The HDL particle composition determines its anti-tumor activity in pancreatic cancer

Abstract

AbstractDespite significant efforts in the last years to improve therapeutic options, pancreatic cancer remains a fatal disease and is expected to become the second leading cause of cancer-related deaths in the next decade. Late diagnosis and a complex, fibrotic tumor microenvironment produces a therapeutically hardly approachable situation with rapidly emerging resistance mechanisms.
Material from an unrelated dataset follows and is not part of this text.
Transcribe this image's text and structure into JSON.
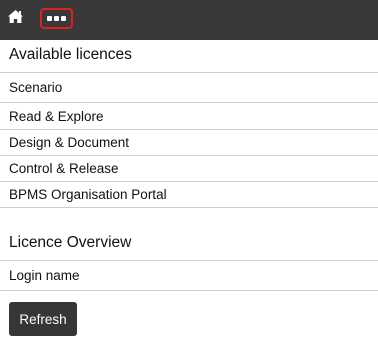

In response to this hostile microenvironment, previous research identified lipid metabolic pathways to be highly enriched in pancreatic ductal adenocarcinoma (PDAC) cells. Thereby, cholesterol uptake and synthesis was shown to promote a growth advantage to, and chemotherapy resistance for PDAC tumor cells. Here, we demonstrate that efficient, net-cholesterol removal from cancer cells, driven by high-density lipoprotein (HDL) mediated efflux, results in a significant PDAC cell growth reduction, apoptosis and a decreased PDAC tumor development in vivo. This effect is driven by an HDL particle composition-dependent interaction with SR-B1 and ABCA1 on cancer cells, two major lipid flux receptors, which differentially regulate cholesterol transport at the plasma membrane. Eventually, we show that pancreatic cancer patients display reduced plasma levels of HDL-cholesterol, directly translating into a reduced cholesterol efflux capacity of patient-derived plasma samples. We conclude that cholesterol depletion from PDAC cells, together with possible interventions that shunt the import and endogenous synthesis pathways of cholesterol, might represent a promising strategy to increase and complement the currently available treatment options to improve the prognosis of patients suffering from PDAC.